Acrylic Sheet


“Acrylic” is a common term for PMMA, (Polymethyl methacrylate) material, which is a thermoplastic that is usually better known by their trade names such as Acrylite®, Plexiglas®, or Lucite®. All are the same type of material ( acrylic ), just manufactured by different companies. There are some technical differences between the different sheets, and in addition there are different manufacturing methods that all manufacturers utilize that produce sheets with different characteristics that may have an impact on the desirability of the sheet for a particular end use.

Primarily the differences between types of acrylic are “Cell Cast”, and “Extruded”. Cell Cast sheet is manufactured by pouring acrylic monomer (MMA liquid) into molds (cells), generally between sheets of perfect glass that are separated by rubber gaskets which are the same thickness as the required sheets. The mold is then sealed and placed into curing ovens. After curing, the molds are then cooled and disassembled where the sheets are then removed and subjected to an intense inspection for any imperfections that occurred in the process. After passing inspection, sheets are then masked and packaged. This method is very labor intensive, but does produce a generally stress free homogeneous sheet, which is considered superior in terms of molecular weight ( highest ) and optics.
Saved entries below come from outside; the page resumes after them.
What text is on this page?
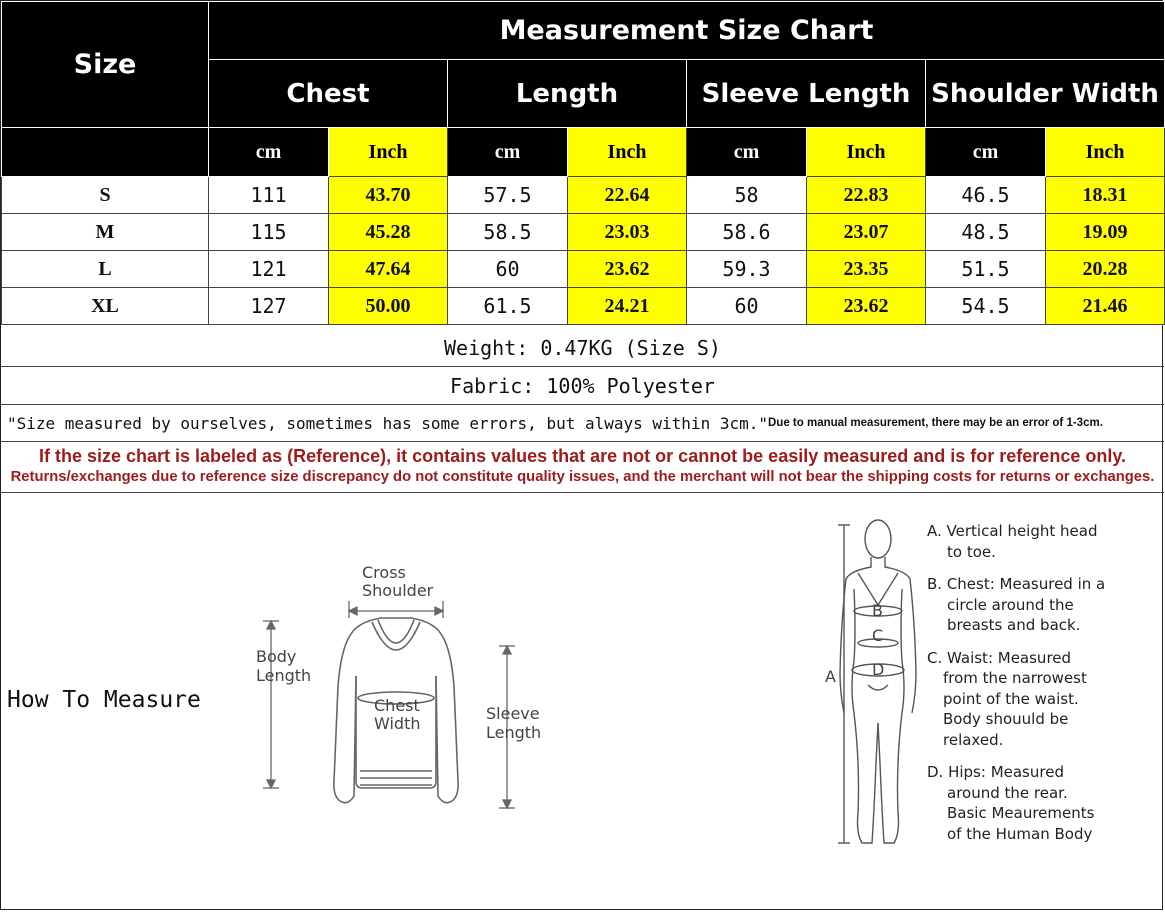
Size	Measurement Size Chart							
	Chest		Length		Sleeve Length		Shoulder Width	
	cm	Inch	cm	Inch	cm	Inch	cm	Inch
S	111	43.70	57.5	22.64	58	22.83	46.5	18.31
M	115	45.28	58.5	23.03	58.6	23.07	48.5	19.09
L	121	47.64	60	23.62	59.3	23.35	51.5	20.28
XL	127	50.00	61.5	24.21	60	23.62	54.5	21.46
Weight: 0.47KG (Size S)
Fabric: 100% Polyester
"Size measured by ourselves, sometimes has some errors, but always within 3cm."Due to manual measurement, there may be an error of 1-3cm.
If the size chart is labeled as (Reference), it contains values that are not or cannot be easily measured and is for reference only.
Returns/exchanges due to reference size discrepancy do not constitute quality issues, and the merchant will not bear the shipping costs for returns or exchanges.
How To Measure
Cross
Shoulder
Body
Length
Chest
Width
Sleeve
Length
A
B
C
D
A. Vertical height head
to toe.
B. Chest: Measured in a
circle around the
breasts and back.
C. Waist: Measured
from the narrowest
point of the waist.
Body shouuld be
relaxed.
D. Hips: Measured
around the rear.
Basic Meaurements
of the Human Body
Extruded sheet, in simple terms, is manufactured by automated machinery inputting acrylic PMMA pellets into a large machine, melting the pellets and forcing the melted plastic through a die and rollers (calendars) to get a proper thickness and width.  As the sheet exits from the machinery it is cut to proper width by two opposing saw blades and cut to length by a saw blade that traverses diagonally at the same speed as the exiting sheet to produce a generally square sheet to finish the process. If a patterned sheet is required then a large stainless steel roller with the pattern embedded is added to the process to input the pattern to the sheet while it is still soft enough to imprint, and cured enough to maintain, the pattern.
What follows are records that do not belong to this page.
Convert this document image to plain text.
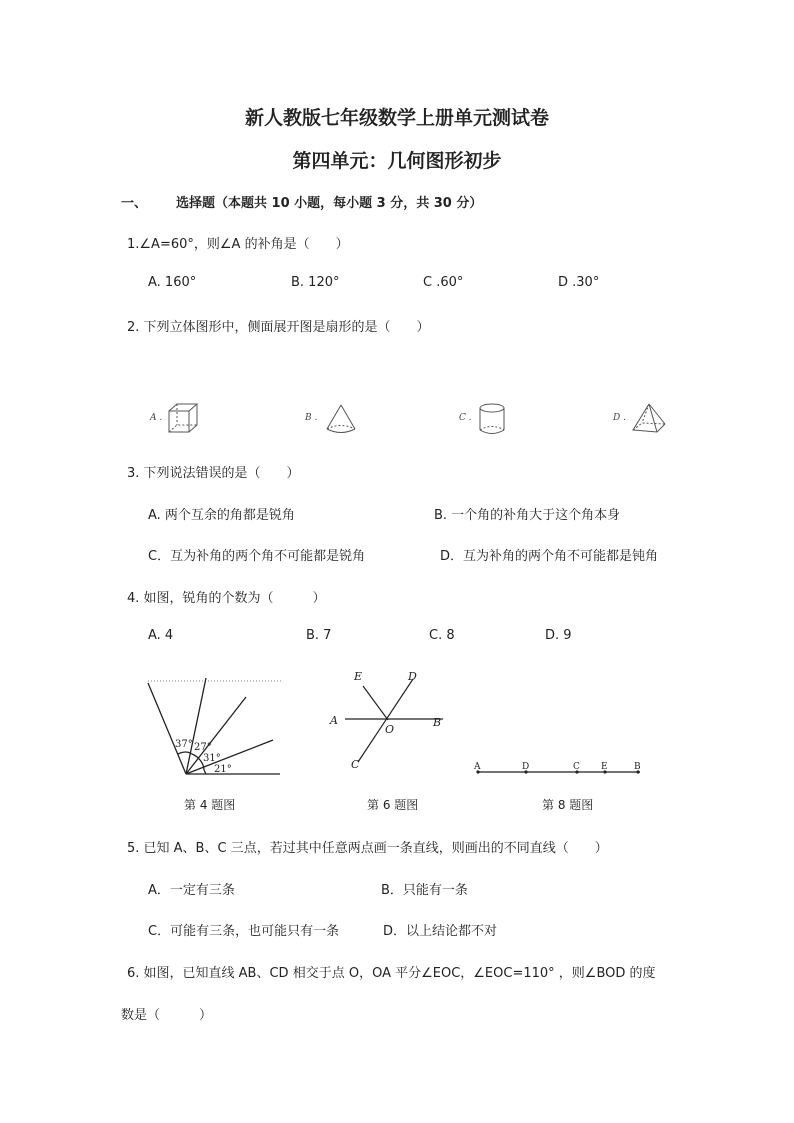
新人教版七年级数学上册单元测试卷
第四单元：几何图形初步
一、 选择题（本题共 10 小题，每小题 3 分，共 30 分）
1.∠A=60°，则∠A 的补角是（　　）
A. 160°	B. 120°	C .60°	D .30°
2. 下列立体图形中，侧面展开图是扇形的是（　　）
A .	B .	C .	D .
3. 下列说法错误的是（　　）
A. 两个互余的角都是锐角	B. 一个角的补角大于这个角本身
C．互为补角的两个角不可能都是锐角	D．互为补角的两个角不可能都是钝角
4. 如图，锐角的个数为（　　　）
A. 4	B. 7	C. 8	D. 9
37° 27°
31°
21°
第 4 题图
E	D
A
O
B
C
第 6 题图
A	D	C E	B
第 8 题图
5. 已知 A、B、C 三点，若过其中任意两点画一条直线，则画出的不同直线（　　）
A．一定有三条	B．只能有一条
C．可能有三条，也可能只有一条	D．以上结论都不对
6. 如图，已知直线 AB、CD 相交于点 O，OA 平分∠EOC，∠EOC=110° ，则∠BOD 的度
数是（　　　）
The extrusion method is utilized to produce large quantities of “commodity” sheet for market use, generally in the neighborhood of 25,000+ pounds of material at a time or more before a change in production is made. Colored sheet can be produced in the same manner, but a strict regimen of specific color sequence must be adhered too, to maintain sheet integrity and quality. For instance, white sheet cannot be produced directly after black sheet, as strains of black would permeate the white for some time. Considering the current colors and products available, it may take 4-6 weeks before a scheduled cycle repeats in this method, and changing the schedule is not something that is ever done lightly.  This process is vastly more economical than cast sheet, but does produce a sheet that requires more exacting tools for cutting, drilling, and general workability; and in addition does create a sheet with very specific differences to the casting process. This production process creates the most widely available sheet that most consumers will readily find on the market today, and it will generally do an excellent job for most consumer uses if proper tooling and working conditions are adhered too.